For my journey home from university, I join the Haverford West – Manchester Piccadilly train. This passes through the historic town of Llanelli, famous for it’s coal and tin industries and boasting a rugby club that once beat the All Blacks.

But every day, before we arrive the announcement says “The next stop will be Thlanethlee…” And each day this announcement bugs me a little bit more. What is it with people that prevents them from pronouncing the Welsh ‘Ll’ correctly? Granted, the person making the (recorded) announcement does sound like she was brought up in the South of England, but I’d be willing to wager that she doesn’t have a strange shaped mouth that prevents her from (as Eiry Palfrey pointed out right here a week or so ago) forming an ‘L’ in her mouth and then just blowing. The more I hear it, the more I am irritated by its impertinence.

Now, yesterday as we approached said historical town the announcement piped up its daily insult to the glorious Scarlets, a group of foreign exchange students started to marvel at the name and how difficult it was to pronounce. Inevitably they began to imitate the recorded English lady and her mouthful of ‘Th’s. So calmly, I turned to the Norwegian, Chinese, Thai and Vietnamese teenagers and gave them a lesson in Welsh pronunciation. Within 30 seconds they were all gleefully articulating the name like Max Boyce in 1972 on the day the pubs ran dry. Then something wonderful happened. A young woman, of English extraction, joined the conversation with a (correctly pronounced), “and don’t get me started on the ‘Ch’ sound…”.

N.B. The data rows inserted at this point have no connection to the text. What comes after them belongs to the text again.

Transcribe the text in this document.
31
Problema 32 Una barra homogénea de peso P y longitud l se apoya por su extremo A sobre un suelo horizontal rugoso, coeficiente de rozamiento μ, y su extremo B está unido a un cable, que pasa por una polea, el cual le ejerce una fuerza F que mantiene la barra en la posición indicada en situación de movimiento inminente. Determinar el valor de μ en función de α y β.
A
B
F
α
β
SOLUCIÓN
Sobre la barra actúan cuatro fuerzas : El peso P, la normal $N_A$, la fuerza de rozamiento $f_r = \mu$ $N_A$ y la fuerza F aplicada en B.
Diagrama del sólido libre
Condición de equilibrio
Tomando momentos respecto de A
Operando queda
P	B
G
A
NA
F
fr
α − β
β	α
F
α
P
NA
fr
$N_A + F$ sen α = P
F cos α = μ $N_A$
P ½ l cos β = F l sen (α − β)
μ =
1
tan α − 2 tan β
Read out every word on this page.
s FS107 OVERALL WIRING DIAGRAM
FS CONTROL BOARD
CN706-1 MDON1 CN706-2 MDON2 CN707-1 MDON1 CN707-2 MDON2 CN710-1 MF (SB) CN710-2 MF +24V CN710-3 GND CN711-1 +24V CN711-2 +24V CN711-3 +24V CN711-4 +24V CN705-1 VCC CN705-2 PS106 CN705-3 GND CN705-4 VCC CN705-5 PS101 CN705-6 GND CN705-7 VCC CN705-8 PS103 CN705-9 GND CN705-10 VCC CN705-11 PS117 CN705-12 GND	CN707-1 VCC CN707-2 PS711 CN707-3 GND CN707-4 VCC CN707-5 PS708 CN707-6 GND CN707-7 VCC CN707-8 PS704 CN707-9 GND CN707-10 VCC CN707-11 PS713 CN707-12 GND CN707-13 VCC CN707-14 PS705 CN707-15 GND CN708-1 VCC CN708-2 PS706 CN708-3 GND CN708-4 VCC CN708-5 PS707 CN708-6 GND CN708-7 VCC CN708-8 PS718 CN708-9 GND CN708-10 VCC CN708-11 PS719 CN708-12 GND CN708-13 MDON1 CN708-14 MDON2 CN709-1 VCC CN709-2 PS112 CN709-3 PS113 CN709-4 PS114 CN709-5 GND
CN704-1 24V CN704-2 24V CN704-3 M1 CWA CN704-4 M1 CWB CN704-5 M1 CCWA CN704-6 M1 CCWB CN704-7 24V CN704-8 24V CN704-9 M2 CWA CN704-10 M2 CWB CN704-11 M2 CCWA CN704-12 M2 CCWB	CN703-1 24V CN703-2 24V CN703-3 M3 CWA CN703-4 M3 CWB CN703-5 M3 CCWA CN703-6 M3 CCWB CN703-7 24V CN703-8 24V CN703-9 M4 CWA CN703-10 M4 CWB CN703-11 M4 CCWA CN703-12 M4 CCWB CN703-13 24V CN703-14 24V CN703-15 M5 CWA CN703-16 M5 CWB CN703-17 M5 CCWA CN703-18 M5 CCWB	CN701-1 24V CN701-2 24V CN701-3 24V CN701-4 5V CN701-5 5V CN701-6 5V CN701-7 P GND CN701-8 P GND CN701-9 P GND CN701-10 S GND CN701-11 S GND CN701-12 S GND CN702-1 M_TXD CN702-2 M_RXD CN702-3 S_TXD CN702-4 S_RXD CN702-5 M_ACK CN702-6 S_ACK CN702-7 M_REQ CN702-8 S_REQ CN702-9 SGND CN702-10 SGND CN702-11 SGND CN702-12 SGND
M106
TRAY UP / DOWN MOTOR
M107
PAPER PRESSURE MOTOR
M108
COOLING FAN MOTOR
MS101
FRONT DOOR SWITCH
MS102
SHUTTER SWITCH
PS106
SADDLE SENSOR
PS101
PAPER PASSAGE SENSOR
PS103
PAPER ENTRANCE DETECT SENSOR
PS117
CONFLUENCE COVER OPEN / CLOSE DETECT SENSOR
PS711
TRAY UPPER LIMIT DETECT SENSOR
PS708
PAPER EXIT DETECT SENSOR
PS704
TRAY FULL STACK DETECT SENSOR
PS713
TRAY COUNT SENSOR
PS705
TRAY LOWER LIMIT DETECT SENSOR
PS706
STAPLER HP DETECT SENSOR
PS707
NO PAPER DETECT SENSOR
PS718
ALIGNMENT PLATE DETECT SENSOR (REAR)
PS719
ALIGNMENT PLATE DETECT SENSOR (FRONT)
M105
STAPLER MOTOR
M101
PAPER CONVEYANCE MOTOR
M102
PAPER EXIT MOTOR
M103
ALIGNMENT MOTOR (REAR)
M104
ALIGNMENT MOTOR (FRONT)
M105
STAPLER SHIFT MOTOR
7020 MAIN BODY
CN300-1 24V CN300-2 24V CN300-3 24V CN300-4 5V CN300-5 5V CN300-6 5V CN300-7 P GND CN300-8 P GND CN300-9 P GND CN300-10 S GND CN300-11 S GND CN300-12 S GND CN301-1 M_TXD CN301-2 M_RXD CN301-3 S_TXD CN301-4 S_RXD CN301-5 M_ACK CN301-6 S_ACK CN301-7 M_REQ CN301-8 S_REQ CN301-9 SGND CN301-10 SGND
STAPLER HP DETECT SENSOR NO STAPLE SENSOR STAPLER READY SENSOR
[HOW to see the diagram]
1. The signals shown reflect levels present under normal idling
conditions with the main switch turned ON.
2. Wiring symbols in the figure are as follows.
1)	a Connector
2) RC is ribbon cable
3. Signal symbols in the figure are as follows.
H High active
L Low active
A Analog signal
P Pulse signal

For the next hour and a half, the carriage was alive with young conversation on the nuances of spoken language. Using English as a lingua franca, we discussed our native tongues with passion and abandon. A Chinese boy boarded at Swansea and straight away we started discussing dialects -European, Pan Asian, Scandinavian and British.

An hour later, as we bid each other farewell on the platform at Cardiff, I felt as though some small magic had been achieved and the world and its languages had come a little closer by recognizing our wonderful differences.